As I sit here listening to one of my favorite albums, Magic Potion by The Black Keys, I had an ah-ha! moment. I had so many dreams walking into this marriage so many years ago. Leigh and I would be happy (and we were, at least I was, through everything), we would travel, I would write my book, we wouldn’t live pay check to pay check like our parents, we would have three beautiful and happy kids, we would move out of Oklahoma, we would start our own business, I would work on nature photography, Leigh was going to build me a dark room, He was going to buy the bike, etc. The dreams go on and on. But now I see that it was only his dream he worked on coming true. He did like every other person did in my life, and told me what I wanted to hear. Meanwhile, my dreams got pushed to the side. Something would come up and I couldn’t work on what I wanted to. I wanted a day to do photography during spring break, but it want important. Leigh wanted all spring break for his Ride’s Edge course, he got it.

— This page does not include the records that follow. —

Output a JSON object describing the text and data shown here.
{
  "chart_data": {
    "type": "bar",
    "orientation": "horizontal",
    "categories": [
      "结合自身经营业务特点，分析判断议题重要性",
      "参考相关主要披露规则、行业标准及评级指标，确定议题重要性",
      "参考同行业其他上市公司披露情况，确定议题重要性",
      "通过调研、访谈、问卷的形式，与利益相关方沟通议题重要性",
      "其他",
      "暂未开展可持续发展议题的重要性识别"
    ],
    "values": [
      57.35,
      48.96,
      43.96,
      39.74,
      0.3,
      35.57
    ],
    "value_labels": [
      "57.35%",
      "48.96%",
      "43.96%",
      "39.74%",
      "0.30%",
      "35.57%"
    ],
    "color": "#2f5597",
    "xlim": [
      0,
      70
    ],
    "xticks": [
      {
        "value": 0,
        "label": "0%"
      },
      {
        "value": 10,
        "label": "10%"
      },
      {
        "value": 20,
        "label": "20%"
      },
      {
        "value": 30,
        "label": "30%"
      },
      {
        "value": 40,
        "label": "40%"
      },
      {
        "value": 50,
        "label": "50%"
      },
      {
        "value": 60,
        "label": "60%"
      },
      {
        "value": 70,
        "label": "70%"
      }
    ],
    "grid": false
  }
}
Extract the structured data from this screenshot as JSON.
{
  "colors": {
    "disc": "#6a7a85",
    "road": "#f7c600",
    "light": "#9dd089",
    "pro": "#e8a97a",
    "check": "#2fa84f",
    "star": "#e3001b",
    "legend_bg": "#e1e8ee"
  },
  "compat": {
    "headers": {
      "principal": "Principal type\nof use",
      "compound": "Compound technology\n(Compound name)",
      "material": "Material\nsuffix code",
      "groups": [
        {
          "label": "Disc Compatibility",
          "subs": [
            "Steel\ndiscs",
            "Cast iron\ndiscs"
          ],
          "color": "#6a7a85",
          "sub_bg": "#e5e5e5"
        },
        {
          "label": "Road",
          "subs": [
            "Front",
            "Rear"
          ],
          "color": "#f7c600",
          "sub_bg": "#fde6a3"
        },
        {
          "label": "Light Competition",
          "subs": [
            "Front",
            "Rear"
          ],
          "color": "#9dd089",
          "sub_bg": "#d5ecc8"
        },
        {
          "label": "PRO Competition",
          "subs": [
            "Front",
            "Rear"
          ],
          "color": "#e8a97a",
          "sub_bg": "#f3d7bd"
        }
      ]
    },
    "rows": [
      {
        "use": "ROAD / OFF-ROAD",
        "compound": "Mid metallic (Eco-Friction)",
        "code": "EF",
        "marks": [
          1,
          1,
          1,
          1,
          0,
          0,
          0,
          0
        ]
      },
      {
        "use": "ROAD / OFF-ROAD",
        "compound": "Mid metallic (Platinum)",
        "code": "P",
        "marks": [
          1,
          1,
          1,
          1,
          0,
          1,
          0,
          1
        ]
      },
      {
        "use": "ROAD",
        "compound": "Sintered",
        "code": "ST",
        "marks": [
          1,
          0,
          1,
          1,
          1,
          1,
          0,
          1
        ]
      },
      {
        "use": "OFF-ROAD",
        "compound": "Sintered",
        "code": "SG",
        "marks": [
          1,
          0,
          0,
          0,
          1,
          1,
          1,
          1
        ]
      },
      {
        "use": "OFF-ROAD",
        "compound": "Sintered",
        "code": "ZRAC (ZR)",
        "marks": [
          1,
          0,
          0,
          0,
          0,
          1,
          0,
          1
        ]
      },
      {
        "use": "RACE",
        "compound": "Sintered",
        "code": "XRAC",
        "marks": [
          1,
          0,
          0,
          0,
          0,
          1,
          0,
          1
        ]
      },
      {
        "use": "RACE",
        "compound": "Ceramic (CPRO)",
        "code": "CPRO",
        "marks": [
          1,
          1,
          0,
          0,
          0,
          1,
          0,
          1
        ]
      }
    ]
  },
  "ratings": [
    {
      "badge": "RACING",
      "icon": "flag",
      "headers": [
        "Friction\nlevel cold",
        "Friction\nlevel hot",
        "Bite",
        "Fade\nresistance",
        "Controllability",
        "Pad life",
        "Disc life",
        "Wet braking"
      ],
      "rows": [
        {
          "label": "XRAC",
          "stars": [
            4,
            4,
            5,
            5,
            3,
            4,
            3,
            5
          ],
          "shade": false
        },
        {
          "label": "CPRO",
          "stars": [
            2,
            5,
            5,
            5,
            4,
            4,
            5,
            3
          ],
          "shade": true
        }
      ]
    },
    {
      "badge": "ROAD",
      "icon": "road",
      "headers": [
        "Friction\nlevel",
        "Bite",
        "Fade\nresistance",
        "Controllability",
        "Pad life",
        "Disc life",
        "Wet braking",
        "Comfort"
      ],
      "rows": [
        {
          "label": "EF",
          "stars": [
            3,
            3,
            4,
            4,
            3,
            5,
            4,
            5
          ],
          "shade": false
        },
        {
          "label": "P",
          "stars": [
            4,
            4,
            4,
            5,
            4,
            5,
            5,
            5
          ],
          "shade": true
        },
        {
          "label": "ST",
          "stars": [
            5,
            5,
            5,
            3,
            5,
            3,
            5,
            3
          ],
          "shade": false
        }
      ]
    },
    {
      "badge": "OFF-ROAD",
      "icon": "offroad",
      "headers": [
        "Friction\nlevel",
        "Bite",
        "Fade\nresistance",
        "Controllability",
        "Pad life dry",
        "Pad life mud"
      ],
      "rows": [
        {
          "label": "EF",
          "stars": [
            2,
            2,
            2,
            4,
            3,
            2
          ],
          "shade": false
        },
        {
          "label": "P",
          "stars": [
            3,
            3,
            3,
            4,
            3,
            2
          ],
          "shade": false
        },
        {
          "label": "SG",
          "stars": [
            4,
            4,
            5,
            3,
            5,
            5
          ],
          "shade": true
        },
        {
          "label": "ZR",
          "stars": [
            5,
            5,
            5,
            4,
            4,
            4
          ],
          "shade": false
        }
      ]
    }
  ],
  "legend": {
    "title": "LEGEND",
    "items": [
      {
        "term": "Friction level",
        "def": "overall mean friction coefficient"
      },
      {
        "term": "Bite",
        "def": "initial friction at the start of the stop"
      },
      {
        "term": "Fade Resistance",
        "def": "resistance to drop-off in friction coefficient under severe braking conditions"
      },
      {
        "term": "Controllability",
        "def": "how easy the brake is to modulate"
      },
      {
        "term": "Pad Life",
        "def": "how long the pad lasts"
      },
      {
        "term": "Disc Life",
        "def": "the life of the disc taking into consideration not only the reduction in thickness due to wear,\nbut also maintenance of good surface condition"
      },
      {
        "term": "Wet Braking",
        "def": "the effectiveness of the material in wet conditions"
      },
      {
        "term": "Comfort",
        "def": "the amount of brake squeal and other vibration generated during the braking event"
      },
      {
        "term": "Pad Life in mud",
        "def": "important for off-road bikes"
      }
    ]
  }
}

I mean, I have like a million examples to show how imbalanced it all was.
So, back to my light bulb moment. I’ve decided I have to start living life for me. I want to do things that make me happy. I am going to start writing again, I love it. I want more than anything to become published. That would really be the most amazing thing ever. I want to travel, oh god, I want to travel so bad. England, Ireland, Wales, Scotland, Greece…. I want to see it all. I want to work on my nature photography. I love to photograph nature. I want to get lost in the forests in Washington with nothing more than my camera, extra battery, and several SD cards. I realized that since I couldn’t live my dreams, I lived them through him. I want to ride Harleys and work on them. I know way more than he does or ever will. I’m the kid that sat on her dad’s work table in the garage and handed him tools and parts while he worked and built bikes. I was the one who bought him accessories and parts for the 883. I supported him in his riding. He is what you call a yuppie or a weekend rider. He will never be anything more. He isn’t a biker. Having a bike doesn’t make you a biker. I can tell you now, the man he idolizes wouldn’t even spit in his direction.
I’m done letting a man run my life in the manner that he wants. I’m tired of coming last in life. For now on, I come first. My dreams are important. I’m never going to put myself on the back burner again.